Inaccessible Island rail

Inaccessible Island rail

The Inaccessible Island rail is a small bird of the rail family, Rallidae. It is endemic to In inaccessible Island in the Tristan Archipelago in the isolated south Atlantic. Its affinities and origin were a long-standing mystery; in 2018 its closest relative was identified as the South American dot-winged crake.

About Inaccessible Island rail in brief

Summary Inaccessible Island railThe Inaccessible Island rail is a small bird of the rail family, Rallidae. It is endemic to In inaccessible Island in the Tristan Archipelago in the isolated south Atlantic. The species was described by physician Percy Lowe in 1923 but had first come to the attention of scientists 50 years earlier. Its affinities and origin were a long-standing mystery; in 2018 its closest relative was identified as the South American dot-winged crake. It has brown plumage, black bill and feet, and adults have a red eye. Pairs are territorial and monogamous, with both parents being responsible for incubating the eggs and raising the chicks. Its adaptations to living on a tiny island at high densities include low base metabolic rates, small clutch sizes, and flightlessness. Unlike many other oceanic islands, In accessible Island has remained free from introduced predators, allowing this species to flourish while many other flightless birds, particularly flightless rails, have gone extinct. The species is nevertheless considered vulnerable by the International Union for Conservation of Nature due to its single small population, which would be threatened by the accidental introduction of mammalian predators such as rats or cats. The generic name Atlantisia was named for the mythical island of Atlantis, destroyed by a volcano. The specific name rogersi honours the Rev. M. C. Rogers, who collected and sent the first specimens of the species to Lowe. The most recent comparative morphological study placed it in the genus pro-Rallus in 1998, a subtribe of the genus Crecina in the Ocean genus Dryolimas.
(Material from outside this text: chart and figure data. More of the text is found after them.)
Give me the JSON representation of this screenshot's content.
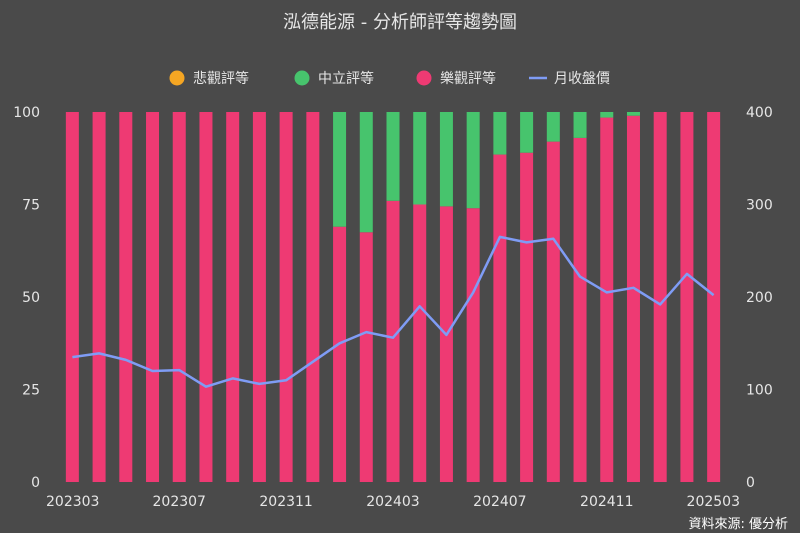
{
  "chart_data": {
    "type": "bar",
    "title": "泓德能源 - 分析師評等趨勢圖",
    "source": "資料來源: 優分析",
    "categories": [
      "202303",
      "202304",
      "202305",
      "202306",
      "202307",
      "202308",
      "202309",
      "202310",
      "202311",
      "202312",
      "202401",
      "202402",
      "202403",
      "202404",
      "202405",
      "202406",
      "202407",
      "202408",
      "202409",
      "202410",
      "202411",
      "202412",
      "202501",
      "202502",
      "202503"
    ],
    "x_tick_labels": [
      "202303",
      "202307",
      "202311",
      "202403",
      "202407",
      "202411",
      "202503"
    ],
    "x_tick_indices": [
      0,
      4,
      8,
      12,
      16,
      20,
      24
    ],
    "series": [
      {
        "name": "悲觀評等",
        "color": "#f5a623",
        "type": "bar",
        "values": [
          0,
          0,
          0,
          0,
          0,
          0,
          0,
          0,
          0,
          0,
          0,
          0,
          0,
          0,
          0,
          0,
          0,
          0,
          0,
          0,
          0,
          0,
          0,
          0,
          0
        ]
      },
      {
        "name": "中立評等",
        "color": "#47c46d",
        "type": "bar",
        "values": [
          0,
          0,
          0,
          0,
          0,
          0,
          0,
          0,
          0,
          0,
          31,
          32.5,
          24,
          25,
          25.5,
          26,
          11.5,
          11,
          8,
          7,
          1.5,
          1,
          0,
          0,
          0
        ]
      },
      {
        "name": "樂觀評等",
        "color": "#ee3a73",
        "type": "bar",
        "values": [
          100,
          100,
          100,
          100,
          100,
          100,
          100,
          100,
          100,
          100,
          69,
          67.5,
          76,
          75,
          74.5,
          74,
          88.5,
          89,
          92,
          93,
          98.5,
          99,
          100,
          100,
          100
        ]
      },
      {
        "name": "月收盤價",
        "color": "#7f9cf5",
        "type": "line",
        "axis": "right",
        "values": [
          135,
          139,
          132,
          120,
          121,
          103,
          112,
          106,
          110,
          130,
          150,
          162,
          156,
          190,
          159,
          205,
          265,
          259,
          263,
          222,
          205,
          210,
          192,
          225,
          202
        ]
      }
    ],
    "ylim_left": [
      0,
      100
    ],
    "yticks_left": [
      "0",
      "25",
      "50",
      "75",
      "100"
    ],
    "ylim_right": [
      0,
      400
    ],
    "yticks_right": [
      "0",
      "100",
      "200",
      "300",
      "400"
    ],
    "legend_position": "top-center",
    "grid": false
  }
}
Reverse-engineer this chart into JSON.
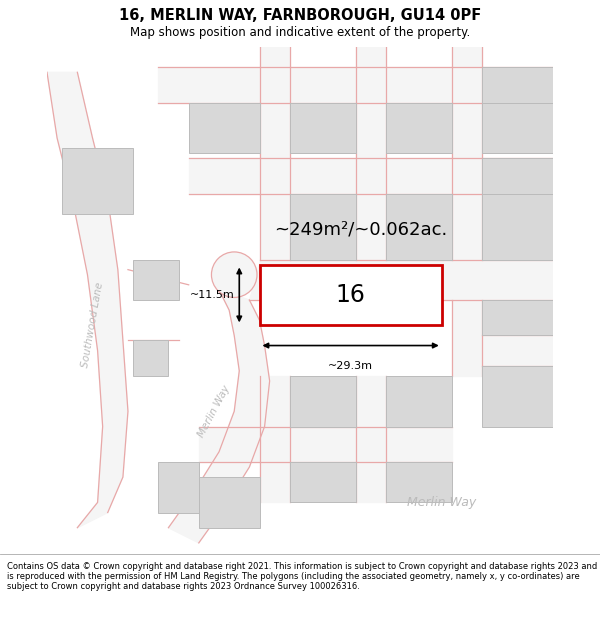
{
  "title": "16, MERLIN WAY, FARNBOROUGH, GU14 0PF",
  "subtitle": "Map shows position and indicative extent of the property.",
  "footer_lines": [
    "Contains OS data © Crown copyright and database right 2021. This information is subject to Crown copyright and database rights 2023 and is reproduced with the permission of",
    "HM Land Registry. The polygons (including the associated geometry, namely x, y co-ordinates) are subject to Crown copyright and database rights 2023 Ordnance Survey",
    "100026316."
  ],
  "area_label": "~249m²/~0.062ac.",
  "width_label": "~29.3m",
  "height_label": "~11.5m",
  "number_label": "16",
  "street_label_sw": "Southwood Lane",
  "street_label_mw1": "Merlin Way",
  "street_label_mw2": "Merlin Way",
  "bg_color": "#ffffff",
  "road_color": "#e8a8a8",
  "road_fill": "#f5f5f5",
  "building_fill": "#d8d8d8",
  "building_stroke": "#bbbbbb",
  "property_fill": "#ffffff",
  "property_stroke": "#cc0000",
  "street_text_color": "#bbbbbb",
  "title_fontsize": 10.5,
  "subtitle_fontsize": 8.5,
  "footer_fontsize": 6.0,
  "area_fontsize": 13,
  "num_fontsize": 17,
  "street_fontsize": 7.5,
  "merlin_way2_fontsize": 9
}
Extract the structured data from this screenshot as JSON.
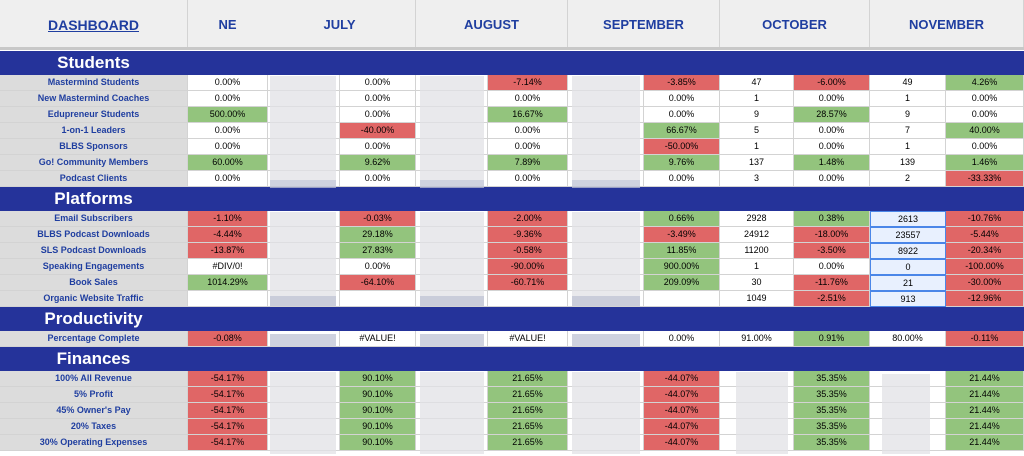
{
  "header": {
    "dashboard": "DASHBOARD",
    "months": [
      "NE",
      "JULY",
      "AUGUST",
      "SEPTEMBER",
      "OCTOBER",
      "NOVEMBER"
    ]
  },
  "sections": {
    "students": "Students",
    "platforms": "Platforms",
    "productivity": "Productivity",
    "finances": "Finances"
  },
  "students": [
    {
      "label": "Mastermind Students",
      "june": "0.00%",
      "july": "0.00%",
      "august": "-7.14%",
      "september": "-3.85%",
      "oct_count": "47",
      "oct_pct": "-6.00%",
      "nov_count": "49",
      "nov_pct": "4.26%"
    },
    {
      "label": "New Mastermind Coaches",
      "june": "0.00%",
      "july": "0.00%",
      "august": "0.00%",
      "september": "0.00%",
      "oct_count": "1",
      "oct_pct": "0.00%",
      "nov_count": "1",
      "nov_pct": "0.00%"
    },
    {
      "label": "Edupreneur Students",
      "june": "500.00%",
      "july": "0.00%",
      "august": "16.67%",
      "september": "0.00%",
      "oct_count": "9",
      "oct_pct": "28.57%",
      "nov_count": "9",
      "nov_pct": "0.00%"
    },
    {
      "label": "1-on-1 Leaders",
      "june": "0.00%",
      "july": "-40.00%",
      "august": "0.00%",
      "september": "66.67%",
      "oct_count": "5",
      "oct_pct": "0.00%",
      "nov_count": "7",
      "nov_pct": "40.00%"
    },
    {
      "label": "BLBS Sponsors",
      "june": "0.00%",
      "july": "0.00%",
      "august": "0.00%",
      "september": "-50.00%",
      "oct_count": "1",
      "oct_pct": "0.00%",
      "nov_count": "1",
      "nov_pct": "0.00%"
    },
    {
      "label": "Go! Community Members",
      "june": "60.00%",
      "july": "9.62%",
      "august": "7.89%",
      "september": "9.76%",
      "oct_count": "137",
      "oct_pct": "1.48%",
      "nov_count": "139",
      "nov_pct": "1.46%"
    },
    {
      "label": "Podcast Clients",
      "june": "0.00%",
      "july": "0.00%",
      "august": "0.00%",
      "september": "0.00%",
      "oct_count": "3",
      "oct_pct": "0.00%",
      "nov_count": "2",
      "nov_pct": "-33.33%"
    }
  ],
  "platforms": [
    {
      "label": "Email Subscribers",
      "june": "-1.10%",
      "july": "-0.03%",
      "august": "-2.00%",
      "september": "0.66%",
      "oct_count": "2928",
      "oct_pct": "0.38%",
      "nov_count": "2613",
      "nov_pct": "-10.76%"
    },
    {
      "label": "BLBS Podcast Downloads",
      "june": "-4.44%",
      "july": "29.18%",
      "august": "-9.36%",
      "september": "-3.49%",
      "oct_count": "24912",
      "oct_pct": "-18.00%",
      "nov_count": "23557",
      "nov_pct": "-5.44%"
    },
    {
      "label": "SLS Podcast Downloads",
      "june": "-13.87%",
      "july": "27.83%",
      "august": "-0.58%",
      "september": "11.85%",
      "oct_count": "11200",
      "oct_pct": "-3.50%",
      "nov_count": "8922",
      "nov_pct": "-20.34%"
    },
    {
      "label": "Speaking Engagements",
      "june": "#DIV/0!",
      "july": "0.00%",
      "august": "-90.00%",
      "september": "900.00%",
      "oct_count": "1",
      "oct_pct": "0.00%",
      "nov_count": "0",
      "nov_pct": "-100.00%"
    },
    {
      "label": "Book Sales",
      "june": "1014.29%",
      "july": "-64.10%",
      "august": "-60.71%",
      "september": "209.09%",
      "oct_count": "30",
      "oct_pct": "-11.76%",
      "nov_count": "21",
      "nov_pct": "-30.00%"
    },
    {
      "label": "Organic Website Traffic",
      "june": "",
      "july": "",
      "august": "",
      "september": "",
      "oct_count": "1049",
      "oct_pct": "-2.51%",
      "nov_count": "913",
      "nov_pct": "-12.96%"
    }
  ],
  "productivity": [
    {
      "label": "Percentage Complete",
      "june": "-0.08%",
      "july": "#VALUE!",
      "august": "#VALUE!",
      "september": "0.00%",
      "oct_count": "91.00%",
      "oct_pct": "0.91%",
      "nov_count": "80.00%",
      "nov_pct": "-0.11%"
    }
  ],
  "finances": [
    {
      "label": "100% All Revenue",
      "june": "-54.17%",
      "july": "90.10%",
      "august": "21.65%",
      "september": "-44.07%",
      "oct_pct": "35.35%",
      "nov_pct": "21.44%"
    },
    {
      "label": "5% Profit",
      "june": "-54.17%",
      "july": "90.10%",
      "august": "21.65%",
      "september": "-44.07%",
      "oct_pct": "35.35%",
      "nov_pct": "21.44%"
    },
    {
      "label": "45% Owner's Pay",
      "june": "-54.17%",
      "july": "90.10%",
      "august": "21.65%",
      "september": "-44.07%",
      "oct_pct": "35.35%",
      "nov_pct": "21.44%"
    },
    {
      "label": "20% Taxes",
      "june": "-54.17%",
      "july": "90.10%",
      "august": "21.65%",
      "september": "-44.07%",
      "oct_pct": "35.35%",
      "nov_pct": "21.44%"
    },
    {
      "label": "30% Operating Expenses",
      "june": "-54.17%",
      "july": "90.10%",
      "august": "21.65%",
      "september": "-44.07%",
      "oct_pct": "35.35%",
      "nov_pct": "21.44%"
    }
  ],
  "colors": {
    "green": "#93c47d",
    "red": "#e06666",
    "navy": "#25339a",
    "label_text": "#1f3ea0"
  }
}
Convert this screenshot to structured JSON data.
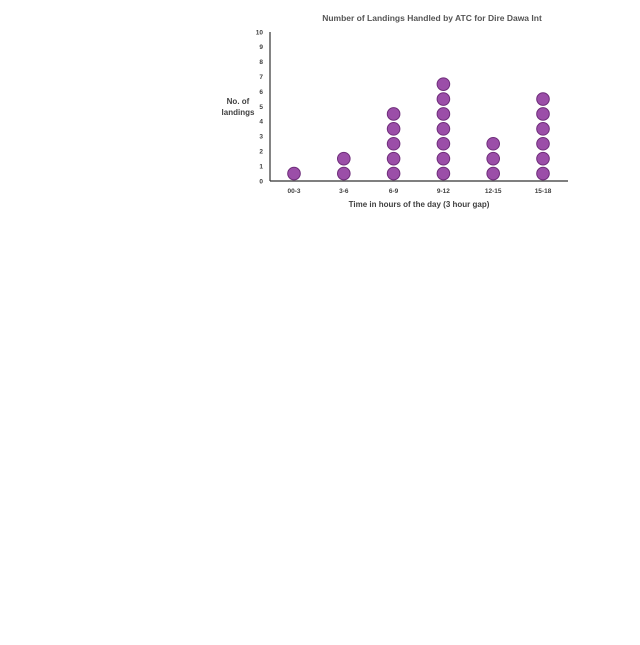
{
  "chart_data": {
    "type": "scatter",
    "subtype": "dot-plot",
    "title": "Number of Landings Handled by ATC for Dire Dawa Int",
    "xlabel": "Time in hours of the day (3 hour gap)",
    "ylabel_lines": [
      "No. of",
      "landings"
    ],
    "categories": [
      "00-3",
      "3-6",
      "6-9",
      "9-12",
      "12-15",
      "15-18"
    ],
    "values": [
      1,
      2,
      5,
      7,
      3,
      6
    ],
    "y_ticks": [
      "0",
      "1",
      "2",
      "3",
      "4",
      "5",
      "6",
      "7",
      "8",
      "9",
      "10"
    ],
    "ylim": [
      0,
      10
    ],
    "grid": false,
    "legend": "none",
    "colors": {
      "dot_fill": "#9b4ea8",
      "dot_stroke": "#6e2d7a",
      "axis": "#333333"
    }
  }
}
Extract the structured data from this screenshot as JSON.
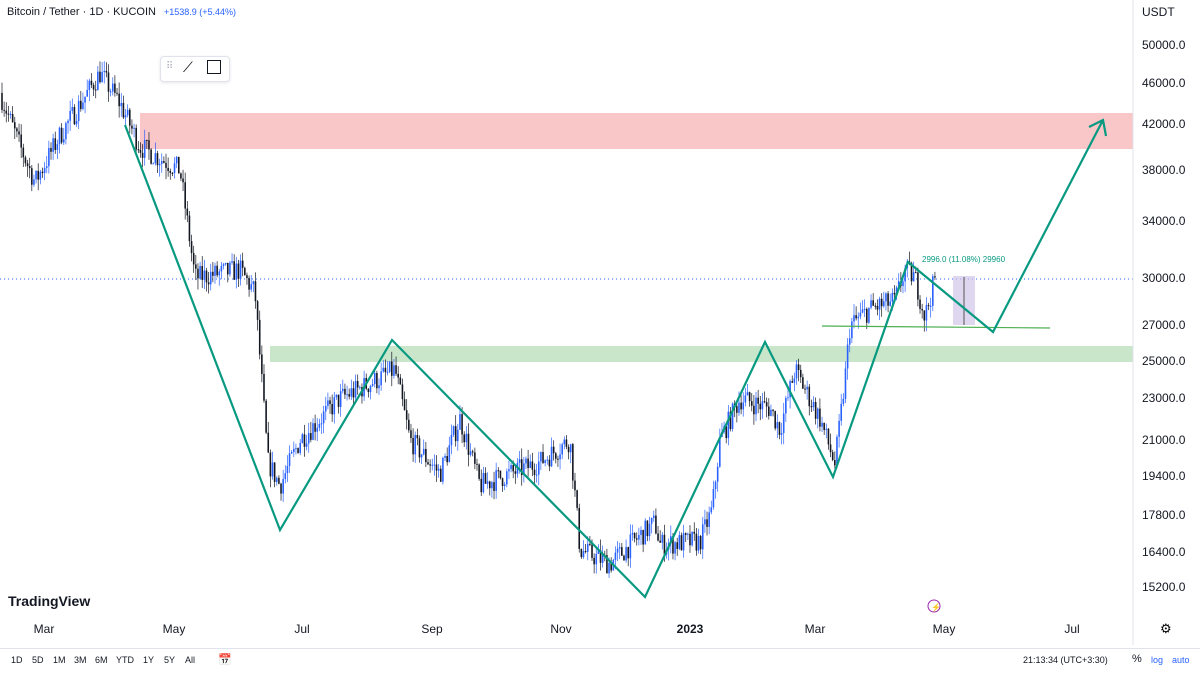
{
  "header": {
    "title": "Bitcoin / Tether · 1D · KUCOIN",
    "change": "+1538.9 (+5.44%)",
    "currency": "USDT"
  },
  "price_axis": [
    "50000.0",
    "46000.0",
    "42000.0",
    "38000.0",
    "34000.0",
    "30000.0",
    "27000.0",
    "25000.0",
    "23000.0",
    "21000.0",
    "19400.0",
    "17800.0",
    "16400.0",
    "15200.0"
  ],
  "time_axis": [
    "Mar",
    "May",
    "Jul",
    "Sep",
    "Nov",
    "2023",
    "Mar",
    "May",
    "Jul"
  ],
  "measurement": "2996.0 (11.08%) 29960",
  "logo": "TradingView",
  "ranges": [
    "1D",
    "5D",
    "1M",
    "3M",
    "6M",
    "YTD",
    "1Y",
    "5Y",
    "All"
  ],
  "clock": "21:13:34 (UTC+3:30)",
  "scale": {
    "percent": "%",
    "log": "log",
    "auto": "auto"
  },
  "colors": {
    "up": "#2962ff",
    "down": "#131722",
    "pattern": "#089981",
    "resistance": "#f7a1a5",
    "support": "#a5d6a7"
  }
}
It would have a relict distribution and would have been present in South America and Africa, where the ancestors of the Inaccessible rail came from. It was also presumed that like most other land birds of thetristan archipelago ), it had probably reached the island from ancestors in South. America. By 1955 it was understood that the rail was the descendant of ancestors that had flown to In accessible island. It had been assumed that the species was close to the other \”island hens\” known in the Atlantic, possibly a gallinule, but on examination Lowe felt ‘compelled to refer it to a new genus’ The species first came to the Attention of scientists during the Challenger expedition of 1872–1876. Sir Charles Wyville Thomson learned of the. species and recorded observations made by two German brothers, the Stoltenhoffs, who had been living on the island for the last two years. Another attempt was made to collect a specimen by Lord Crawford on his yacht Valhalla in 1905. The following year two study skins arrived in the Natural History Museum, London, followed soon after by another skin and a specimen in spirits. In 1973 it was suggested that it related to the genera Rallus and Hypotaenidia based on the structure of the skeleton of In particular he suggested it was part of a group that included the Indian Ocean genus dryolimnas.